University of Denver

Family Justice Reform Recommendations Round Out National State Court Reform Efforts

Director of Special Projects
Senior Director

As state courts around the country have been responding to the Conference of Chief Justices' (CCJ) 2016 Call to Action for civil justice reform, IAALS, the National Center for State Courts (NCSC), and the National Council of Juvenile and Family Court Judges (NCJFCJ) also have been focused on developing companion recommendations for evaluating and improving the way courts handle domestic relations cases. The Family Justice Initiative has recently released its own final report and recommendations, extending and modifying the CJI Recommendations to address domestic relations cases:

  • Principle 1 – Direct an Approach that Focuses on Problem Solving
  • Principle 2 – Involve and Empower Parties
  • Principle 3 – Courts are Safety and Trauma-Responsive
  • Principle 4 – Provide Information and Assistance
  • Principle 5 – Use a Service-based Pathway Approach
  • Principle 6 – Streamlined Pathway
  • Principle 7 – Tailored Services Pathway
  • Principle 8 – Judicial/Specialized Pathway
  • Principle 9 – Implement High Quality Judicial and Court Staff Training / Education
  • Principle 10 – Identify and Strengthen Community Partnerships
  • Principle 11 – Improve Ongoing Data Collection, Analysis, and Use of Data to Inform Case Management
  • Principle 12 – Collect and Analyze User-Evaluation Metrics
  • Principle 13 – Implement Innovative and Appropriate Technology

CCJ has approved these Principles through Resolution 3 (2019), and the next step for the Family Justice Initiative is to implement and evaluate these Principles in four pilot jurisdictions.

The broader work of CCJ and the Conference of State Court Administrators (COSCA) began in 2013 when they created the Civil Justice Improvements Committee in order to develop a set of specific recommendations, based on pilot project experiences and innovations of the states, for addressing the cost and delay in our state civil justice systems. That Committee, in partnership with IAALS and NCSC, issued a comprehensive set of recommendations for civil justice reform in 2016 in an effort to help state courts better meet the needs of the 21st Century, informed by NCSC’s Landscape of Civil Litigation in State Courts. The CCJ adopted the CJI Committee’s report and recommendations, and IAALS embarked alongside NCSC on a three-year Civil Justice Initiative implementation project.

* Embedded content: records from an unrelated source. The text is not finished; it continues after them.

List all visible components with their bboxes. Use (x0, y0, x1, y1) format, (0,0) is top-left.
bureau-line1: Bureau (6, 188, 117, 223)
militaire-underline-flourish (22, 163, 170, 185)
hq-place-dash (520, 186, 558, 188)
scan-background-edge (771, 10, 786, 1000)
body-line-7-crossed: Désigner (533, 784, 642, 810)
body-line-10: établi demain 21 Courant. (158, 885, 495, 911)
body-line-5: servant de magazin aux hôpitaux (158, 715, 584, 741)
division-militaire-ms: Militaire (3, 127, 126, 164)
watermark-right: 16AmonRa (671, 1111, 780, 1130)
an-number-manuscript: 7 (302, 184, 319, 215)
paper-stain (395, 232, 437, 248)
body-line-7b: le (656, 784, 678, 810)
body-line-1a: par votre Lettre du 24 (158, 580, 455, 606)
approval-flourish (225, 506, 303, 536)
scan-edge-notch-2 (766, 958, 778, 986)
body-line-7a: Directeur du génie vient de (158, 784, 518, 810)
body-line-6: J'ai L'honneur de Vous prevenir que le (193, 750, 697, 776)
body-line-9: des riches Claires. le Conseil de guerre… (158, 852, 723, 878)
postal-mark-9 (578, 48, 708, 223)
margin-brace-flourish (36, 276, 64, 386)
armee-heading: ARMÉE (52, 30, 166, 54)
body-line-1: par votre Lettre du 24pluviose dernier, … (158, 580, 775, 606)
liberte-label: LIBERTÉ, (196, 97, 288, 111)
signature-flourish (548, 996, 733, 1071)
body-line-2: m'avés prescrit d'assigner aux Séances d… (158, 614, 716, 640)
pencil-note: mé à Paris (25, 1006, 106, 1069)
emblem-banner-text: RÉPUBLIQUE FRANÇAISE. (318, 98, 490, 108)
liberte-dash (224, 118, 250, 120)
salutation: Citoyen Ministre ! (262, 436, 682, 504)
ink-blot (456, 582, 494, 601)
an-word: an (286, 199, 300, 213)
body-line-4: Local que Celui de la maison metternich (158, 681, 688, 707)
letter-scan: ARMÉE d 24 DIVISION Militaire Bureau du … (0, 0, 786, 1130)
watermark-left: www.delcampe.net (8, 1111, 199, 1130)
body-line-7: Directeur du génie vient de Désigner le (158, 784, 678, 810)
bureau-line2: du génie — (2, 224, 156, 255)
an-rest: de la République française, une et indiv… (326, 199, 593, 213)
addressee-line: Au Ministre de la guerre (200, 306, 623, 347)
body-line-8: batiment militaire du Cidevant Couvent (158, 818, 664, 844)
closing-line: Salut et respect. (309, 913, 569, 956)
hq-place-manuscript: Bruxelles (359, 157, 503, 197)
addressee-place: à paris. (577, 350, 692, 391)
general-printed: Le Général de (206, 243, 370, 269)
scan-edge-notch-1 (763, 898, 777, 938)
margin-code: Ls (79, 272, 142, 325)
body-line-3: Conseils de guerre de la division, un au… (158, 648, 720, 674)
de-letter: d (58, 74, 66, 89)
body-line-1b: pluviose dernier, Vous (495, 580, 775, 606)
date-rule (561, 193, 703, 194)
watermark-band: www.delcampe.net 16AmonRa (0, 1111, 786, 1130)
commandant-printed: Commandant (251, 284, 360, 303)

The Family Justice Initiative adopted a similar approach. The project’s work began with the Landscape of Domestic Relations Cases in State Courts study last year, which informed the work of the CCJ and COSCA Joint Committee on Children and Families.

IAALS has been a proud and long-time partner in these national civil and family justice efforts alongside CCJ, COSCA, and NCSC. One of us, Brittany, served as IAALS’ lead on the Civil Justice Initiative while the other of us, Natalie, served as IAALS’ lead on the Family Justice Initiative. These sister efforts have gained momentum since the Conference of Chief Justices first began sounding the national call to action for broad civil justice reform several years ago.

Of course, IAALS has been active in reforming civil and family court processes since its inception in 2006. But the national visibility and allocation of essential resources toward this effort on a larger scale has helped IAALS boost our own reform efforts and have even greater impact, at the state and federal levels. The critical, lasting partnerships in our work toward rebuilding the justice system have been instrumental in this impact, and we recognize and celebrate these partnerships as the release of the FJI Principles signal another key step forward in this momentum for reform.